Worried I'm spiralling into a serious depression

65 replies

Janos · 31/01/2010 21:21

First off I know that title sounds wetter than wet and some folk will be rolling their eyes around (fair enough) but I would like to ask some advice.

Ok, some background. Sorry if things sound a bit disjointed.

Some posters will be aware of this already but last year I had to go through a court case to get residence of DS (5), who I absolutely love to bits.

This was a last resort action taken because of behaviour by XP. we had shared care sadly that was not working. Needless to say this was very draining and stressful.

Now, I have a couple of good friends up here (not loads, I am not the madly sociable type) but apart from that not too much practical support, as my family are around 100 miles away. Must add that they are lovely and very helpful.

I also work p-t. 30 hours a week, without giving too much detail though when I do work, I'm doing full time hours. Basically I;m up at 6.30 in the morning and back about six in the evening. It's exhausting.

The job isn't great pay and I get bit of a top up from tax credits, plus help with childcare. For various reasons the job is getting me down a lot. I'd like to move on but opportunities are limited where I am. Money is a worry. XP also refuses to pay maintenance, (CSA been involved, before you ask, useless bunch).
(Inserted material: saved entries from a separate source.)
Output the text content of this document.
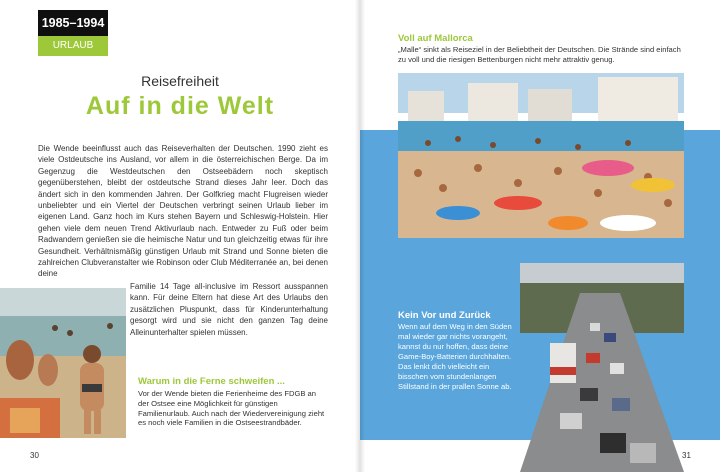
1985–1994
URLAUB
Reisefreiheit
Auf in die Welt

Die Wende beeinflusst auch das Reiseverhalten der Deutschen. 1990 zieht es viele Ostdeutsche ins Ausland, vor allem in die österreichischen Berge. Da im Gegenzug die Westdeutschen den Ostseebädern noch skeptisch gegenüberstehen, bleibt der ostdeutsche Strand dieses Jahr leer. Doch das ändert sich in den kommenden Jahren. Der Golfkrieg macht Flugreisen wieder unbeliebter und ein Viertel der Deutschen verbringt seinen Urlaub lieber im eigenen Land. Ganz hoch im Kurs stehen Bayern und Schleswig-Holstein. Hier gehen viele dem neuen Trend Aktivurlaub nach. Entweder zu Fuß oder beim Radwandern genießen sie die heimische Natur und tun gleichzeitig etwas für ihre Gesundheit. Verhältnismäßig günstigen Urlaub mit Strand und Sonne bieten die zahlreichen Clubveranstalter wie Robinson oder Club Méditerranée an, bei denen deine

Familie 14 Tage all-inclusive im Ressort ausspannen kann. Für deine Eltern hat diese Art des Urlaubs den zusätzlichen Pluspunkt, dass für Kinderunterhaltung gesorgt wird und sie nicht den ganzen Tag deine Alleinunterhalter spielen müssen.

Warum in die Ferne schweifen ...

Vor der Wende bieten die Ferienheime des FDGB an der Ostsee eine Möglichkeit für günstigen Familienurlaub. Auch nach der Wiedervereinigung zieht es noch viele Familien in die Ostseestrandbäder.

30
Voll auf Mallorca

„Malle“ sinkt als Reiseziel in der Beliebtheit der Deutschen. Die Strände sind einfach zu voll und die riesigen Bettenburgen nicht mehr attraktiv genug.

Kein Vor und Zurück

Wenn auf dem Weg in den Süden mal wieder gar nichts vorangeht, kannst du nur hoffen, dass deine Game-Boy-Batterien durchhalten. Das lenkt dich vielleicht ein bisschen vom stundenlangen Stillstand in der prallen Sonne ab.

31
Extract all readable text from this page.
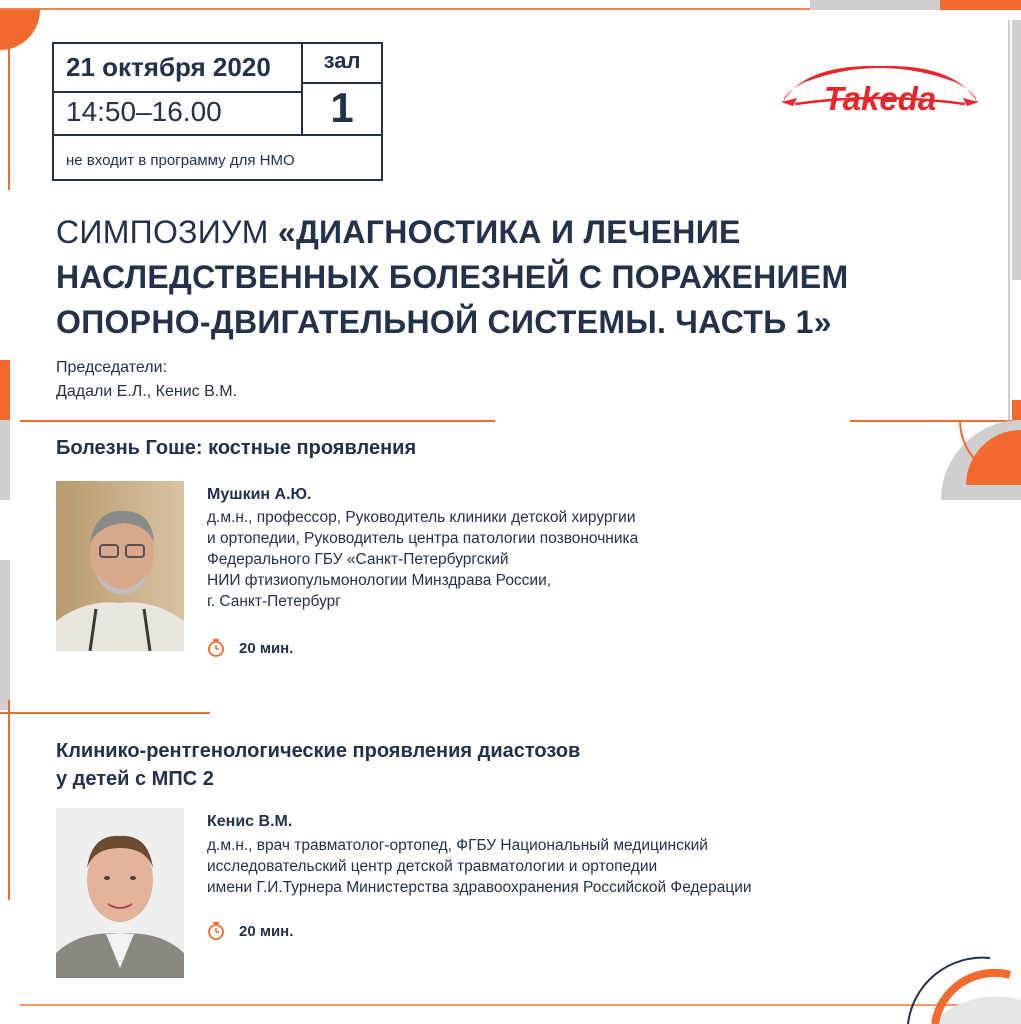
21 октября 2020
14:50–16.00
зал
1
не входит в программу для НМО
Takeda
СИМПОЗИУМ «ДИАГНОСТИКА И ЛЕЧЕНИЕ
НАСЛЕДСТВЕННЫХ БОЛЕЗНЕЙ С ПОРАЖЕНИЕМ
ОПОРНО-ДВИГАТЕЛЬНОЙ СИСТЕМЫ. ЧАСТЬ 1»
Председатели:
Дадали Е.Л., Кенис В.М.
Болезнь Гоше: костные проявления
Мушкин А.Ю.
д.м.н., профессор, Руководитель клиники детской хирургии
и ортопедии, Руководитель центра патологии позвоночника
Федерального ГБУ «Санкт-Петербургский
НИИ фтизиопульмонологии Минздрава России,
г. Санкт-Петербург
20 мин.
Клинико-рентгенологические проявления диастозов
у детей с МПС 2
Кенис В.М.
д.м.н., врач травматолог-ортопед, ФГБУ Национальный медицинский
исследовательский центр детской травматологии и ортопедии
имени Г.И.Турнера Министерства здравоохранения Российской Федерации
20 мин.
Now, XP has DS 2 nights a week currently which means I do get a chance to rest and time to myself, though I miss DS desperately when he's not here. Now I have always enjoyed getting out and about - used to just enjoy doing stuff. Now, I can barely be bothered to leave the house. I used to enjoy dating and now I can barely be bothered to even look at men because I think what is the point.

I'm also eating way too much as it feels like food is the only pleasure I have right now. Doesn't that sound just awful?

Now, I would normally be straight to docs as I believe ADs can be helpful in the right situation, and it's a good starting point of course.

However, last time I did this XP had it bought up in the court case to try and 'prove' I was some sort of mad depressive who wasn't fit to look after a child (I had bad PND). So I'm wary and scared of going back again as XP would love for me to mess up so he can get control of DS. This is not me being paranoid, he is entirely capable.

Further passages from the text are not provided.